Submitted by kristinz on Wed, 09/23/2009 - 20:45
  • Writers on the Road
  • federal relief efforts
  • new york city
  • travel

New York CityNew York City

After reading Lorena Hickok's One Third of A Nation, I began thinking about who these people really are and whether or not they should actually be traveling during this time. Hickok described the men, women, children and families as "individuals. People, with voices, faces, eyes. People with hope. People without hope. People still fighting. People with all courage squeezed out of them. People with stories."

The first thing that really struck me was how many different places the author of this place mentioned - West Virginia, New York, Nebraska, California, Ohio and many more. Not only do the people of this time have their own traveling experience, but the author has one as well. Traveling and actually meeting these people allows for a deeper insight and understanding of their lives and more realistic ability to portray them in writings and reports.

What I found most interesting about the piece was the criticism of the relief effort in New York City. While it is surely an admirable effort that the city was undertaking at the time, it seemed to not be wholly effective. Hickok wrote, "the city of New York...is struggling today with the biggest community relief job on earth...these are skating along on thin ice, barely existing, undernourished, in rags, constantly threatened with eviction from their homes". New York City was not prepared to undertake this massive relief effort during the depression. The report went on to explain that people would wait hours in line for an interview with a potential employer, until to have the job given to someone else based simply on "need". But everyone was needy. The city simply didn't have the funds to help out all of these people, no matter how much they actually wanted to. It just wasn't possible. New York was "dazed, only half awake to the situation."

Furthermore, one particular part of the piece described Florida as being a prosperous place, somewhere the unemployed could potentially travel to for employment. "Everything right now is going full speed in Florida - tourists, truck gardening, citrus...there are 6,800 on CWA and 10,000 registered for reemployment.
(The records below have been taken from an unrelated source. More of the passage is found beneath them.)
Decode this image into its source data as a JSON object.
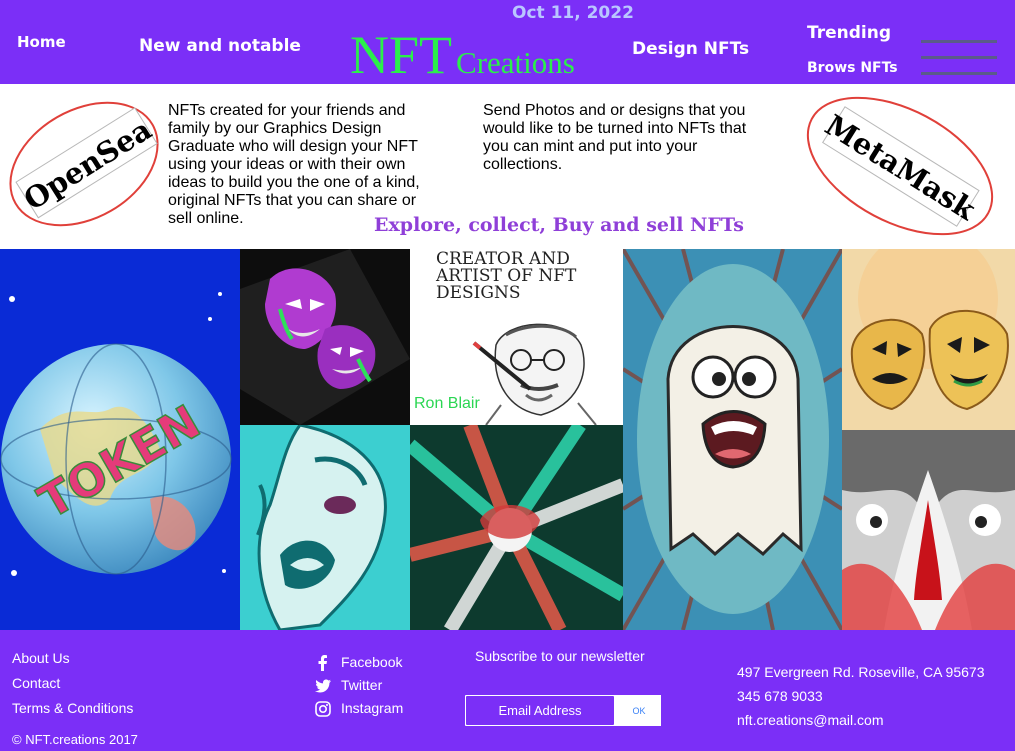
{
  "header": {
    "date": "Oct 11, 2022",
    "logo_big": "NFT",
    "logo_small": "Creations",
    "nav": {
      "home": "Home",
      "new_and_notable": "New and notable",
      "design_nfts": "Design NFTs",
      "trending": "Trending",
      "brows_nfts": "Brows NFTs"
    },
    "menu_icon": "hamburger-menu-icon"
  },
  "intro": {
    "badge_left": "OpenSea",
    "badge_right": "MetaMask",
    "paragraph_left": "NFTs created for your friends and family by our Graphics Design Graduate who will design your NFT using your ideas or with their own ideas to build you the one of a kind, original NFTs that you can share or sell online.",
    "paragraph_right": "Send Photos and or designs that you would like to be turned into NFTs that you can mint and put into your collections.",
    "tagline": "Explore, collect, Buy and sell NFTs"
  },
  "gallery": {
    "token_text": "TOKEN",
    "creator_title_line1": "CREATOR AND",
    "creator_title_line2": "ARTIST OF NFT",
    "creator_title_line3": "DESIGNS",
    "creator_name": "Ron Blair"
  },
  "footer": {
    "links": {
      "about": "About Us",
      "contact": "Contact",
      "terms": "Terms & Conditions"
    },
    "copyright": "© NFT.creations 2017",
    "social": {
      "facebook": "Facebook",
      "twitter": "Twitter",
      "instagram": "Instagram"
    },
    "newsletter": {
      "label": "Subscribe to our newsletter",
      "placeholder": "Email Address",
      "button": "OK"
    },
    "contact": {
      "address": "497 Evergreen Rd. Roseville, CA 95673",
      "phone": "345 678 9033",
      "email": "nft.creations@mail.com"
    }
  },
  "colors": {
    "brand_purple": "#7b2ff7",
    "logo_green": "#2bef4b",
    "tagline_purple": "#8f3fd8",
    "date_blue": "#b9c6ff"
  }
}
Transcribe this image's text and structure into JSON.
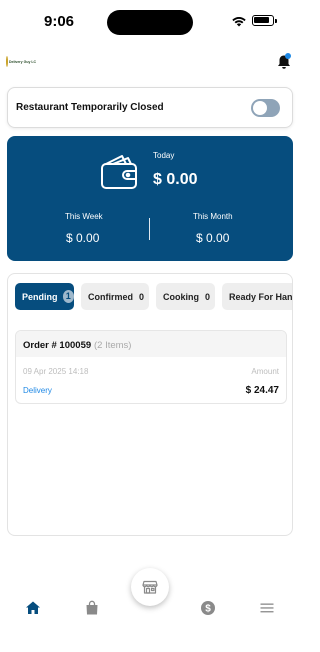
{
  "status_bar": {
    "time": "9:06"
  },
  "header": {
    "logo_text": "Delivery Guy LC",
    "logo_icon": "restaurant-logo",
    "notification_icon": "bell-icon"
  },
  "store_status": {
    "label": "Restaurant Temporarily Closed",
    "toggle_on": false
  },
  "earnings": {
    "icon": "wallet-icon",
    "today_label": "Today",
    "today_value": "$ 0.00",
    "week_label": "This Week",
    "week_value": "$ 0.00",
    "month_label": "This Month",
    "month_value": "$ 0.00",
    "card_color": "#064d7e"
  },
  "order_tabs": [
    {
      "label": "Pending",
      "count": "1",
      "active": true
    },
    {
      "label": "Confirmed",
      "count": "0",
      "active": false
    },
    {
      "label": "Cooking",
      "count": "0",
      "active": false
    },
    {
      "label": "Ready For Handover",
      "count": "",
      "active": false
    }
  ],
  "orders": [
    {
      "number": "Order # 100059",
      "items": "(2 Items)",
      "date": "09 Apr 2025  14:18",
      "amount_label": "Amount",
      "type": "Delivery",
      "amount": "$ 24.47"
    }
  ],
  "bottom_nav": [
    {
      "icon": "home-icon",
      "active": true
    },
    {
      "icon": "shopping-bag-icon",
      "active": false
    },
    {
      "icon": "store-icon",
      "active": false
    },
    {
      "icon": "dollar-icon",
      "active": false
    },
    {
      "icon": "menu-icon",
      "active": false
    }
  ],
  "colors": {
    "primary": "#064d7e",
    "link": "#1e88e5",
    "nav_icon": "#8a8a8a"
  }
}
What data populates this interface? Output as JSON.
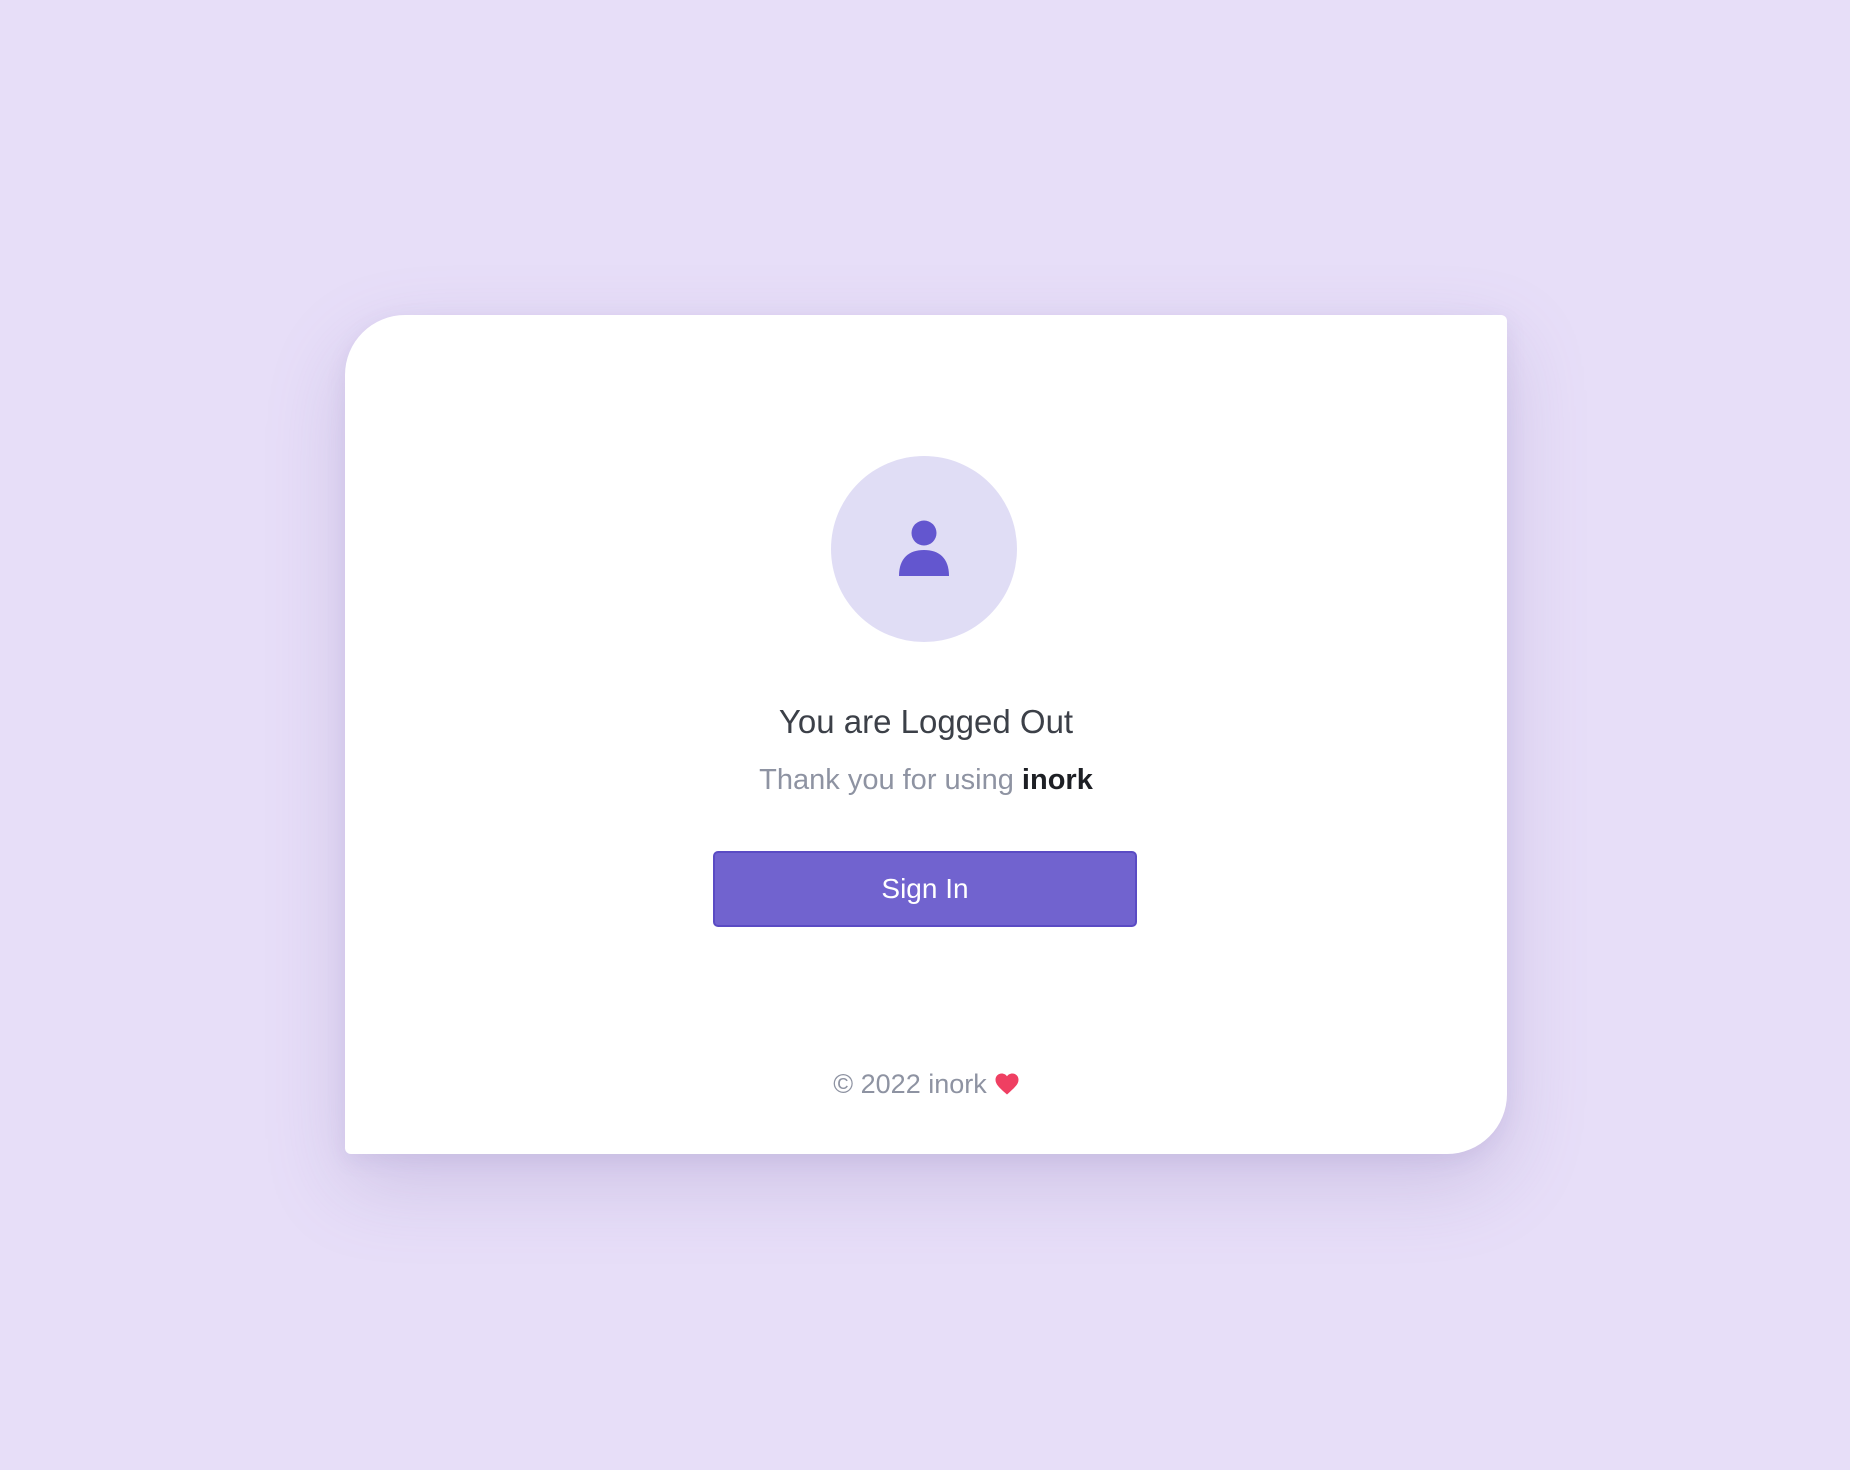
{
  "logout": {
    "avatar_icon": "user-icon",
    "title": "You are Logged Out",
    "subtitle_prefix": "Thank you for using",
    "brand": "inork",
    "sign_in_label": "Sign In",
    "footer_text": "© 2022 inork",
    "heart_icon": "heart-icon"
  },
  "colors": {
    "background": "#e7def8",
    "card": "#ffffff",
    "accent": "#7163cf",
    "avatar_bg": "#e0ddf5",
    "icon": "#6356cf",
    "heart": "#ef3f62"
  }
}
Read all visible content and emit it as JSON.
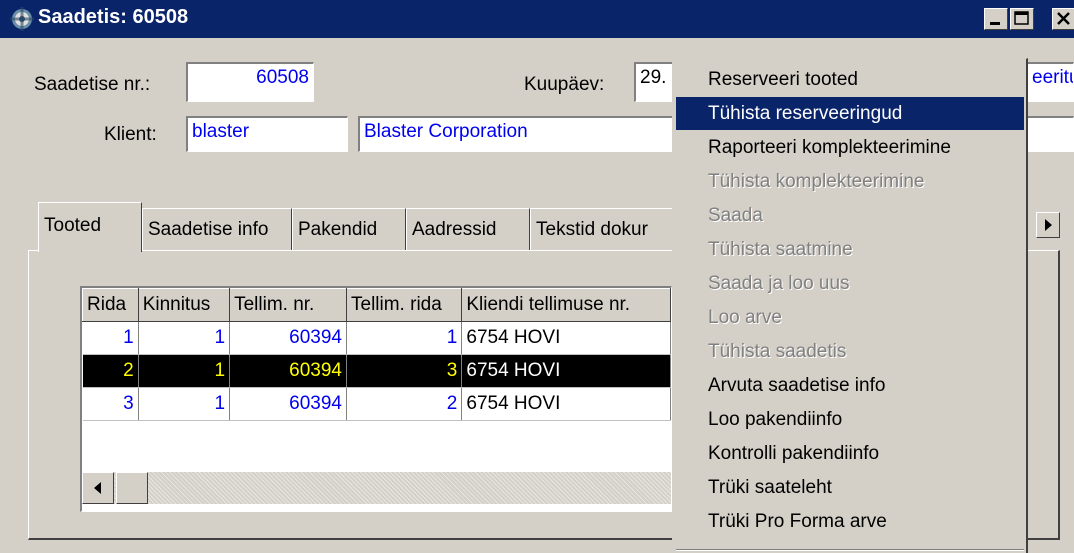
{
  "window": {
    "title": "Saadetis: 60508",
    "minimize": "_",
    "maximize": "□",
    "close": "X"
  },
  "form": {
    "shipment_label": "Saadetise nr.:",
    "shipment_value": "60508",
    "date_label": "Kuupäev:",
    "date_value": "29.",
    "status_value": "eeritu",
    "client_label": "Klient:",
    "client_code": "blaster",
    "client_name": "Blaster Corporation"
  },
  "tabs": [
    "Tooted",
    "Saadetise info",
    "Pakendid",
    "Aadressid",
    "Tekstid dokur"
  ],
  "grid": {
    "columns": [
      "Rida",
      "Kinnitus",
      "Tellim. nr.",
      "Tellim. rida",
      "Kliendi tellimuse nr."
    ],
    "rows": [
      [
        "1",
        "1",
        "60394",
        "1",
        "6754 HOVI"
      ],
      [
        "2",
        "1",
        "60394",
        "3",
        "6754 HOVI"
      ],
      [
        "3",
        "1",
        "60394",
        "2",
        "6754 HOVI"
      ]
    ],
    "selected_row_index": 1
  },
  "menu": {
    "items": [
      {
        "label": "Reserveeri tooted",
        "state": "enabled"
      },
      {
        "label": "Tühista reserveeringud",
        "state": "highlighted"
      },
      {
        "label": "Raporteeri komplekteerimine",
        "state": "enabled"
      },
      {
        "label": "Tühista komplekteerimine",
        "state": "disabled"
      },
      {
        "label": "Saada",
        "state": "disabled"
      },
      {
        "label": "Tühista saatmine",
        "state": "disabled"
      },
      {
        "label": "Saada ja loo uus",
        "state": "disabled"
      },
      {
        "label": "Loo arve",
        "state": "disabled"
      },
      {
        "label": "Tühista saadetis",
        "state": "disabled"
      },
      {
        "label": "Arvuta saadetise info",
        "state": "enabled"
      },
      {
        "label": "Loo pakendiinfo",
        "state": "enabled"
      },
      {
        "label": "Kontrolli pakendiinfo",
        "state": "enabled"
      },
      {
        "label": "Trüki saateleht",
        "state": "enabled"
      },
      {
        "label": "Trüki Pro Forma arve",
        "state": "enabled"
      }
    ]
  },
  "colors": {
    "titlebar": "#0a246a",
    "face": "#d4d0c8",
    "value_text": "#0000ee",
    "selection_bg": "#000000",
    "selection_num": "#ffff00"
  },
  "icons": {
    "app": "app-gear-icon",
    "tab_scroll": "arrow-right-icon",
    "scroll_left": "arrow-left-icon"
  }
}
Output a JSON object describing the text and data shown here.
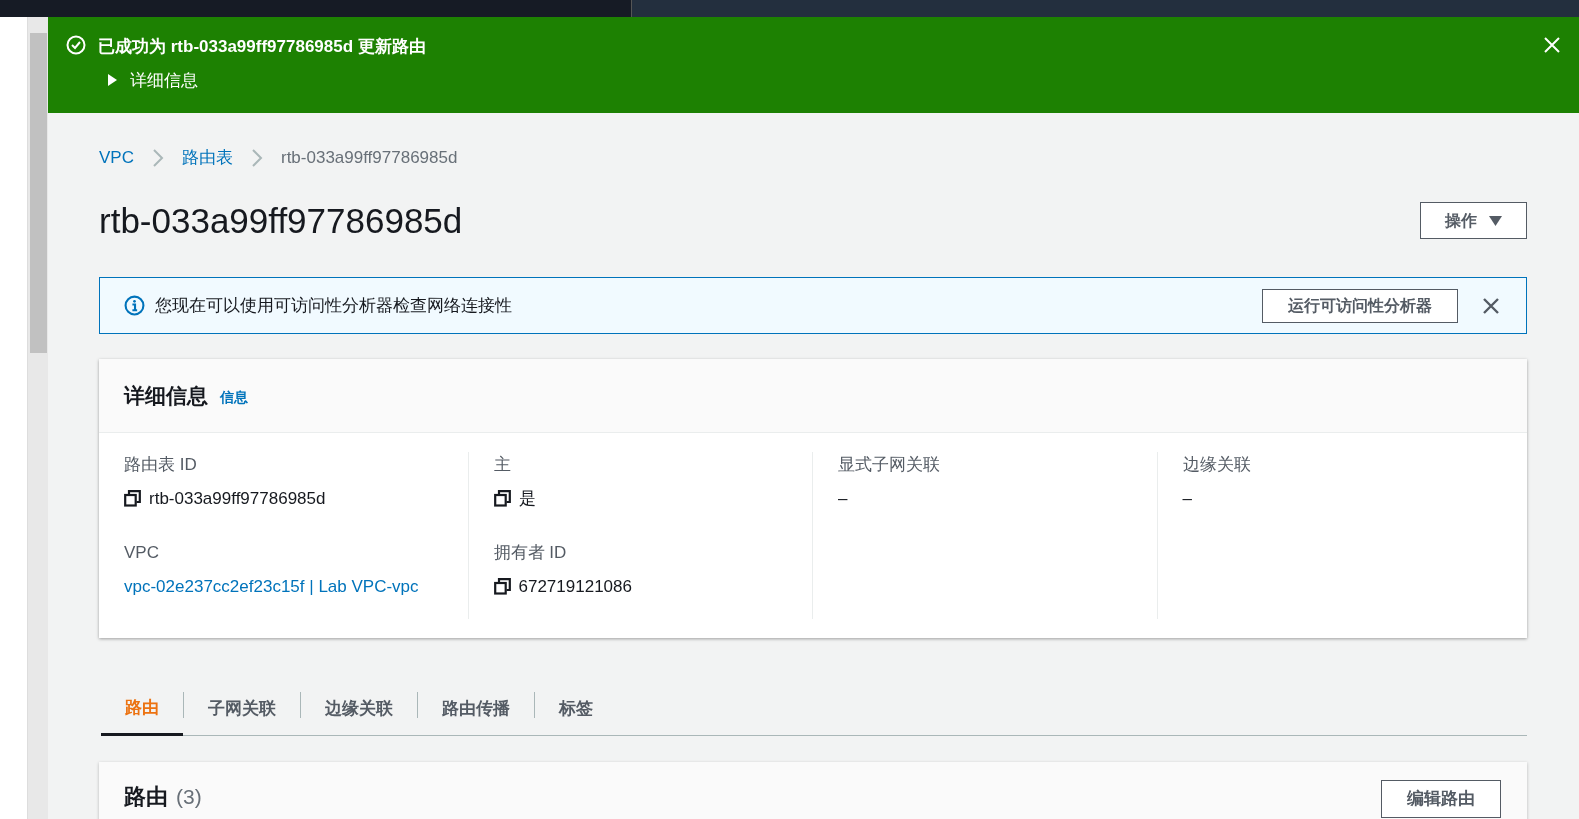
{
  "flash": {
    "message": "已成功为 rtb-033a99ff97786985d 更新路由",
    "details_label": "详细信息",
    "details_expanded": false
  },
  "breadcrumbs": [
    {
      "label": "VPC",
      "link": true
    },
    {
      "label": "路由表",
      "link": true
    },
    {
      "label": "rtb-033a99ff97786985d",
      "link": false
    }
  ],
  "page_title": "rtb-033a99ff97786985d",
  "actions_button": "操作",
  "info_alert": {
    "message": "您现在可以使用可访问性分析器检查网络连接性",
    "button": "运行可访问性分析器"
  },
  "details": {
    "title": "详细信息",
    "info_link": "信息",
    "columns": [
      [
        {
          "label": "路由表 ID",
          "value": "rtb-033a99ff97786985d",
          "copy": true,
          "link": false
        },
        {
          "label": "VPC",
          "value": "vpc-02e237cc2ef23c15f | Lab VPC-vpc",
          "copy": false,
          "link": true
        }
      ],
      [
        {
          "label": "主",
          "value": "是",
          "copy": true,
          "link": false
        },
        {
          "label": "拥有者 ID",
          "value": "672719121086",
          "copy": true,
          "link": false
        }
      ],
      [
        {
          "label": "显式子网关联",
          "value": "–",
          "copy": false,
          "link": false
        }
      ],
      [
        {
          "label": "边缘关联",
          "value": "–",
          "copy": false,
          "link": false
        }
      ]
    ]
  },
  "tabs": [
    {
      "label": "路由",
      "selected": true
    },
    {
      "label": "子网关联",
      "selected": false
    },
    {
      "label": "边缘关联",
      "selected": false
    },
    {
      "label": "路由传播",
      "selected": false
    },
    {
      "label": "标签",
      "selected": false
    }
  ],
  "routes_panel": {
    "title": "路由",
    "count": "(3)",
    "edit_button": "编辑路由"
  }
}
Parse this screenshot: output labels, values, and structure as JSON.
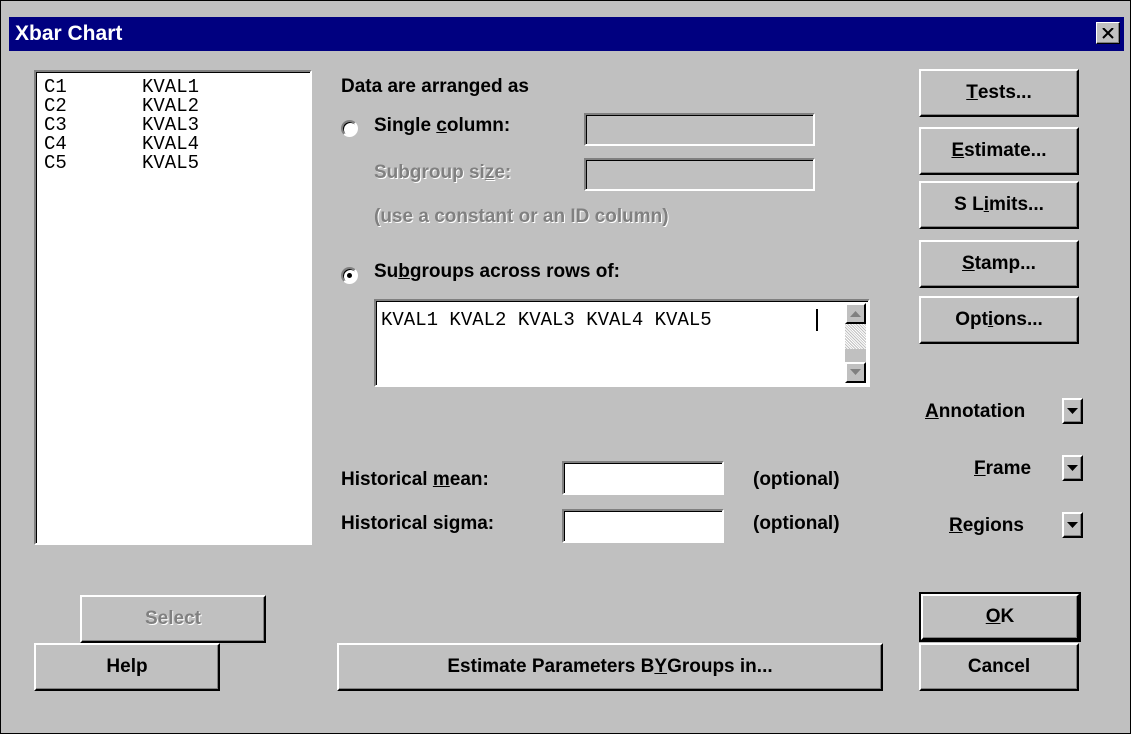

And yet they talk about not being able to get labor!" So the question ultimately remains - what do you do? Do you travel down to someplace like Florida, or do you stay in New York? Is it better to travel or not travel in this situation? I think it ultimately comes down to chance. An unemployed person in the 1930's could either stay in New York and hope for federal relief to come his or her way or they could take a chance and go down to the South and attempt to find work. Clearly many Americans chose to uproot their families and travel, but were they as successful or as lucky as though who stayed in the cities and collected federal relief? What would you do?